We have demonstrated that localized electrolytic lesions in the anterolateral quadrant of the spinal cord result in consistent, long lasting below- and above-level mechanical and thermal hyperalgesia (Fig. 1).39,40 Immediately following the spinal lesion, hindpaw withdrawal thresholds to mechanical stimulation of the dorsal paw surface transiently increased (hypoalgesia). Subsequently, significant reductions in thresholds (hyperalgesia) were evident bilaterally by 14 days post-lesion. The reduction in withdrawal threshold persisted for at least 42 weeks. Sham surgery had no effect on mechanical withdrawal thresholds on either the ipsilateral or the contralateral hindpaw.39 We also tested these animals using a modification of a conditioned place preference paradigm described by King et al,41 to assay if animals with spinal lesions exhibit signs of spontaneous pain. We placed the animals in a custom built, automated 2-chamber box. The walls of one chamber were white with horizontal black stripes and the walls of the other chamber were white with vertical black stripes. Rats with spinal cord lesions and sham-operated controls were habituated to the conditioned place preference box for 3 days and were permitted to move freely between the two chambers for 30 minutes. After habituation, and before conditioning, the time spent in each chamber was recorded to determine each rat’s preference. Rats then underwent a 3-day conditioning phase in which they received either an intraventricular microinjection of vehicle (control: 5 µl saline followed by 10 µl saline flush); or an intraventricular microinjection of clonidine, an alpha 2-adrenergic agonist (analgesic: 5 µl [2 mg/mL] followed by 10 µl saline flush).

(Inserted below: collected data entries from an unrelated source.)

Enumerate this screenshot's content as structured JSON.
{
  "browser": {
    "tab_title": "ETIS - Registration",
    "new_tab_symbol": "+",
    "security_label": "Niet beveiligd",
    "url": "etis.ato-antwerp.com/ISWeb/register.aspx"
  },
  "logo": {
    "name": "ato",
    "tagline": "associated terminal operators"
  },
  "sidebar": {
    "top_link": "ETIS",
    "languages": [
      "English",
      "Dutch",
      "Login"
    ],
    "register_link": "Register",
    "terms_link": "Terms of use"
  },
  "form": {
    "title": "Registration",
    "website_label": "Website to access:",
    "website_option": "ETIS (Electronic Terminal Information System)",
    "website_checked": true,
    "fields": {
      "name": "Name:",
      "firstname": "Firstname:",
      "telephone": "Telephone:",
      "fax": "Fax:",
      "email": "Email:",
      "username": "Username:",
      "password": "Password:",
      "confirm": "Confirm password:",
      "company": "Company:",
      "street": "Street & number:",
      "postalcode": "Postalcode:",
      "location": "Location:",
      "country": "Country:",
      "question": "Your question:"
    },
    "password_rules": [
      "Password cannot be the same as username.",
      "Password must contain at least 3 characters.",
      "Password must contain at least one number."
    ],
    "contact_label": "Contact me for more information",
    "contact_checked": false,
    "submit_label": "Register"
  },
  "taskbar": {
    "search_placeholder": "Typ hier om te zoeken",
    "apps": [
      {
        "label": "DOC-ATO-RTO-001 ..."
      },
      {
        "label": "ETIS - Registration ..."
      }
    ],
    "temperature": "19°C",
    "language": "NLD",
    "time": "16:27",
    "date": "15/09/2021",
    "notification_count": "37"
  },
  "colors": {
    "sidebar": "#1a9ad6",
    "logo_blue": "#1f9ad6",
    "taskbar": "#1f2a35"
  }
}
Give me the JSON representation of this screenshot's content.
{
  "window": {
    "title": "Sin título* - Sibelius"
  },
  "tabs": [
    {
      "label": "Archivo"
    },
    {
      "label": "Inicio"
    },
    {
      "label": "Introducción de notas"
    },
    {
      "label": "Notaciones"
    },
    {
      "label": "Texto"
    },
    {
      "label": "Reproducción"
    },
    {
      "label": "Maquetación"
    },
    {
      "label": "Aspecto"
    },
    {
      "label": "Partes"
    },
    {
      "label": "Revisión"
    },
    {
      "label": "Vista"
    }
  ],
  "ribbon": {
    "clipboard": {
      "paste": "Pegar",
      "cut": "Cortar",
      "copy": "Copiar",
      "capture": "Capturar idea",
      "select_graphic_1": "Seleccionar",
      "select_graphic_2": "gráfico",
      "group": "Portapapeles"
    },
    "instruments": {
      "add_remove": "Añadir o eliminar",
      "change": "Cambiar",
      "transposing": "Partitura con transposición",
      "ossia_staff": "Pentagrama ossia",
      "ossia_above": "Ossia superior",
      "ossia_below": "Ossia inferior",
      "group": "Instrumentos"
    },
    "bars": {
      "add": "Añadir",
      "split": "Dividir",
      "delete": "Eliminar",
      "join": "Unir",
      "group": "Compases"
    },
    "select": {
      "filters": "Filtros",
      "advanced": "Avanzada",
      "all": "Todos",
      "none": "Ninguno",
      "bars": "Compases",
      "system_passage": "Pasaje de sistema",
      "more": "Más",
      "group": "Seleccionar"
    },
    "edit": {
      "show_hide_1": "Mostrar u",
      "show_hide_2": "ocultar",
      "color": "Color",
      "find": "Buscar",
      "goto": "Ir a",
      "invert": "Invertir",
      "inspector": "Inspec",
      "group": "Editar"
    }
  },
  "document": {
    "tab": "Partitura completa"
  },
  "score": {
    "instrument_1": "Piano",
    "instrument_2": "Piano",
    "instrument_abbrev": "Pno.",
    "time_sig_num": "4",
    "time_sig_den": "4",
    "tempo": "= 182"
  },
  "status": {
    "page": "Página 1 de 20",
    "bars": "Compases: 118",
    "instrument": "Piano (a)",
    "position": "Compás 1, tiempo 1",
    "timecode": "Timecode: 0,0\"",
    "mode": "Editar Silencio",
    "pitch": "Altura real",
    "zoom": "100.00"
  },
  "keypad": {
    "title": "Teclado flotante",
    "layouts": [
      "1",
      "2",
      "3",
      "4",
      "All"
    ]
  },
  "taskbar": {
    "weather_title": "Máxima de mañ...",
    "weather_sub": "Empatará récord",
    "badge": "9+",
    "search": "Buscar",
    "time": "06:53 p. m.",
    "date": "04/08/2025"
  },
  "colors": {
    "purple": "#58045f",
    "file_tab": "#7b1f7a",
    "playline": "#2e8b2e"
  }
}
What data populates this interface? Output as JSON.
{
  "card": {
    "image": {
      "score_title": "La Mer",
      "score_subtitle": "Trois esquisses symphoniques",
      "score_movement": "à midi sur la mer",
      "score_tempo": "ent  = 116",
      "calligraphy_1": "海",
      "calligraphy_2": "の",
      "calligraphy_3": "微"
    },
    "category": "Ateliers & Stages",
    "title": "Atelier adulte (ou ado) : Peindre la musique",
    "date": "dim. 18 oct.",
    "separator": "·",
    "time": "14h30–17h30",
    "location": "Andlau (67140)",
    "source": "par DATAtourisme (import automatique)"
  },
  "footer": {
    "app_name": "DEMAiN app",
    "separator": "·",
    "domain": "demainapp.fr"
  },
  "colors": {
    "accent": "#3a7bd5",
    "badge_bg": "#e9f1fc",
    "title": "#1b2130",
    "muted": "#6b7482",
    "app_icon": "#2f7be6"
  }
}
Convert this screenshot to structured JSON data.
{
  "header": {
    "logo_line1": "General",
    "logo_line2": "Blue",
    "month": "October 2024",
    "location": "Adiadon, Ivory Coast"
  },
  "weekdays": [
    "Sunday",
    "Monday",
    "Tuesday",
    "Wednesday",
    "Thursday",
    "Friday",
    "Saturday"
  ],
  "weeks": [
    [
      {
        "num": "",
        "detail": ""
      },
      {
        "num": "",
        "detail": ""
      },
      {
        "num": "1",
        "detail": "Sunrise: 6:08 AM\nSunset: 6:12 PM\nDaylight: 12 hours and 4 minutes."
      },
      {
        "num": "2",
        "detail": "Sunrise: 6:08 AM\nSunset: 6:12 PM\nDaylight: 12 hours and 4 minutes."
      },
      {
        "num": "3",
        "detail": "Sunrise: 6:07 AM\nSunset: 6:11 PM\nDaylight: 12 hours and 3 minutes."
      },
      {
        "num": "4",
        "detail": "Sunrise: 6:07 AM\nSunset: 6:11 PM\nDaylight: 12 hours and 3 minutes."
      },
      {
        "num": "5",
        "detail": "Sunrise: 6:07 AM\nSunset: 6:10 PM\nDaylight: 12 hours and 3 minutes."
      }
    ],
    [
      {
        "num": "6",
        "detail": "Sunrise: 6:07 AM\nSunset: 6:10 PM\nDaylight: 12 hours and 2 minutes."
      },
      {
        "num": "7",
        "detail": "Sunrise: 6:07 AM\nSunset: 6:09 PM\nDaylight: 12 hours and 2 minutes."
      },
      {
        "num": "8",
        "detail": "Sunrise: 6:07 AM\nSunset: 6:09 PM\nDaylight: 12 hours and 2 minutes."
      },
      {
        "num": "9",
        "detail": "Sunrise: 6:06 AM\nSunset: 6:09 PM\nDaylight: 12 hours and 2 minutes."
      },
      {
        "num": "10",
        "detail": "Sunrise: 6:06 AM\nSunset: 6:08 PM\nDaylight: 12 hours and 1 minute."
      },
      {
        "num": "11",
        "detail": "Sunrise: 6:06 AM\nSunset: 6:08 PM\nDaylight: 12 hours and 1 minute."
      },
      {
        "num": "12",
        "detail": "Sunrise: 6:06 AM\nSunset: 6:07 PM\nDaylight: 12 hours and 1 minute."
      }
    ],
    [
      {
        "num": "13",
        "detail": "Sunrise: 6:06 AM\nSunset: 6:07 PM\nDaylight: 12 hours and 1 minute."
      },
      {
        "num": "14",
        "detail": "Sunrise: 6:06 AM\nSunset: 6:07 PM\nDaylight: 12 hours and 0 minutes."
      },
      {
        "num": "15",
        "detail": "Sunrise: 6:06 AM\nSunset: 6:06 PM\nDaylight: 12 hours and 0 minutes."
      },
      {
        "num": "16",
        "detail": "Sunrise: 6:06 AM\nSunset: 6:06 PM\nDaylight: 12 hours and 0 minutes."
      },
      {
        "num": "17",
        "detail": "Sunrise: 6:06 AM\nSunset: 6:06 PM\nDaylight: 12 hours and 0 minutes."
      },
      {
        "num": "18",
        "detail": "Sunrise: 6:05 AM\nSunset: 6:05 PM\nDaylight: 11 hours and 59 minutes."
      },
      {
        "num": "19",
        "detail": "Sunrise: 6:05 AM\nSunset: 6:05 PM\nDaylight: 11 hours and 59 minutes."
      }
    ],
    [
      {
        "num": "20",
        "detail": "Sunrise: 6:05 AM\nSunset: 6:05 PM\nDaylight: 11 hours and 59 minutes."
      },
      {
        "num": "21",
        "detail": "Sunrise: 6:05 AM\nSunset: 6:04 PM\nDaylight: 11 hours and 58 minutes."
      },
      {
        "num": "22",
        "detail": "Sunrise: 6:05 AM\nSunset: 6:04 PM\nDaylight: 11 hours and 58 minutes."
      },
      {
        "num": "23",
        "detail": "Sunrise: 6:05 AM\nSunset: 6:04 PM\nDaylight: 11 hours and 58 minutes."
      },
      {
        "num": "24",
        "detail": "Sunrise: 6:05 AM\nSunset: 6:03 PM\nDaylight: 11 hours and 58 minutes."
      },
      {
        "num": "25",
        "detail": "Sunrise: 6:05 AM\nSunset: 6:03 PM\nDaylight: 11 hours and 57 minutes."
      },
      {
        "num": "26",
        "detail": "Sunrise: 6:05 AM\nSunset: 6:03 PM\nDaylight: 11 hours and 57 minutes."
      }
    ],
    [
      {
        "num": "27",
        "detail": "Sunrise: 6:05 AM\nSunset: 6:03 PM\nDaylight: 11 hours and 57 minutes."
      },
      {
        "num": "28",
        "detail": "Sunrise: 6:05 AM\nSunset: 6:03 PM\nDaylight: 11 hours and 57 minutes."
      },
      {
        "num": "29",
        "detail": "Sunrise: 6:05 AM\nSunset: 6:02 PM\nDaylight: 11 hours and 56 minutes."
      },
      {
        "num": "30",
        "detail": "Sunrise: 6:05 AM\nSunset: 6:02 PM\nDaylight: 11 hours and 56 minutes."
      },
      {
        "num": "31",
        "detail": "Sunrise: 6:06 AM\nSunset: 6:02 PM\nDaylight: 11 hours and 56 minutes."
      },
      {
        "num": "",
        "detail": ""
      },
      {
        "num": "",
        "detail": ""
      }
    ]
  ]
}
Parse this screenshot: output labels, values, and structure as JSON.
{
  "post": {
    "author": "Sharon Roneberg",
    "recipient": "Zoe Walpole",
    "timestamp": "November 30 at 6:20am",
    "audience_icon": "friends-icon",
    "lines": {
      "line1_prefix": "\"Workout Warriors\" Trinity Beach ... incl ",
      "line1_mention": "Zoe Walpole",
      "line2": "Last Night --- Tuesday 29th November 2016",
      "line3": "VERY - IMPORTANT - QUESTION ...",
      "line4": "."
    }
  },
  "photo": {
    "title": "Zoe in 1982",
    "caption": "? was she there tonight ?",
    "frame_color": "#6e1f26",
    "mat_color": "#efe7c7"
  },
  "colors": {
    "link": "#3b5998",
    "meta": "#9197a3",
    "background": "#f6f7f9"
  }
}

Animals with spinal cord lesions, but not control animals, develop a significant preference to the analgesic-paired chamber compared to the saline-paired chamber (unpublished data). These findings are consistent with King et al,41 and suggest that animals with spinal cord lesion exhibit signs of tonic pain.

Figure 1.

Figure 1

Behavioral assessment of spinal-lesioned and sham-operated animals. A) hindpaw (dorsal surface) mechanical withdrawal thresholds decrease over time and hyperalgesia develops bilaterally after spinal lesions. B) stimulus-response curves collected before and 14 days after surgery. All values means ± SE; *, statistically significant difference, P < 0.05.39 Reproduced from Masri R, et al. J Neurophysiol 2009; 102:181–191;39 with permission of the American Physiological Society.

MECHANISMS OF SPINAL CORD INJURY PAIN

Since the first published description of central pain, over 120 years ago,42,43 numerous hypotheses have been proposed to explain its pathophysiology.6,18,44,45 Many were disproved with time, and many remain controversial. Fortunately, despite the clinical variability in presentation and variability in size, location and causes of spinal cord injury, there is general agreement on a number of pathophysiological factors:

Many of the earliest reported cases of central pain are based on pain caused by damage or injury to the thalamus.43,46,47 As a result, thalamic abnormalities were thought to be required for development of pain and the condition was referred to for decades by the misleading term “thalamic pain”. Research since that time has established that central pain can result from damage to any structure along the afferent spinothalamocortical pathway that conveys pain and temperature information.18,4852 This pathway includes: The spinothalamic tract (STT) in the spinal cord and brainstem; thalamic nuclei that receive STT input, including the posterior thalamus (PO), the mediodorsal thalamus (MD) and the ventroposterior complex (VP); the internal capsule; and cortical areas such as the primary (S1) and second (S2) somatosensory cortices.53,54 Damage to the spinothalamocortical pathway is, in fact, necessary for central pain development. There are no documented cases of pain resulting from central nervous system lesions that spare it, such as lesions involving only the dorsal column-medial lemniscal pathway.44 Consistent with an obligatory role for the STT is the finding that essentially all central pain patients have altered pain and temperature sensation, while abnormalities of tactile sensation occur in only a subset of patients.18,49,55 Unfortunately, the consensus appears to end there as there are several hypotheses regarding the mechanisms of central pain.

Most of our knowledge regarding molecular, cellular and physiological changes following spinal cord injury comes from studies performed in animal models of spinal cord injury pain. Hyperalgesia and pain following spinal cord injury can result from maladaptive plastic changes throughout the neural axis. In the spinal cord there are massive changes following injury that include: Ischemia, necrosis, deafferentation, re-organization and sprouting in primary afferents, the activation of astrocytes and glia and the release of inflammatory mediators and neurotoxic excitatory amino acids in the extracellular space.35,5658

These changes have far reaching consequences that compromise the normal function of not only the surrounding local neurons but also their distant targets within the central nervous system. Indeed, the delayed onset of pain and the diffuse localization of painful symptoms suggest that the pathophysiology does not reflect only direct effects at the denervated spinal segments. Rather, these features strongly suggest the occurrence of maladaptive plasticity in supraspinal structures at which inputs from various body parts converge. Consistent with this notion, it has been shown repeatedly that spinal cord injury is associated with increased activity, increased spike bursts and changes in glial activation in the thalamus.40,5961 However, the mechanism by which these central maladaptive changes occur requires more study.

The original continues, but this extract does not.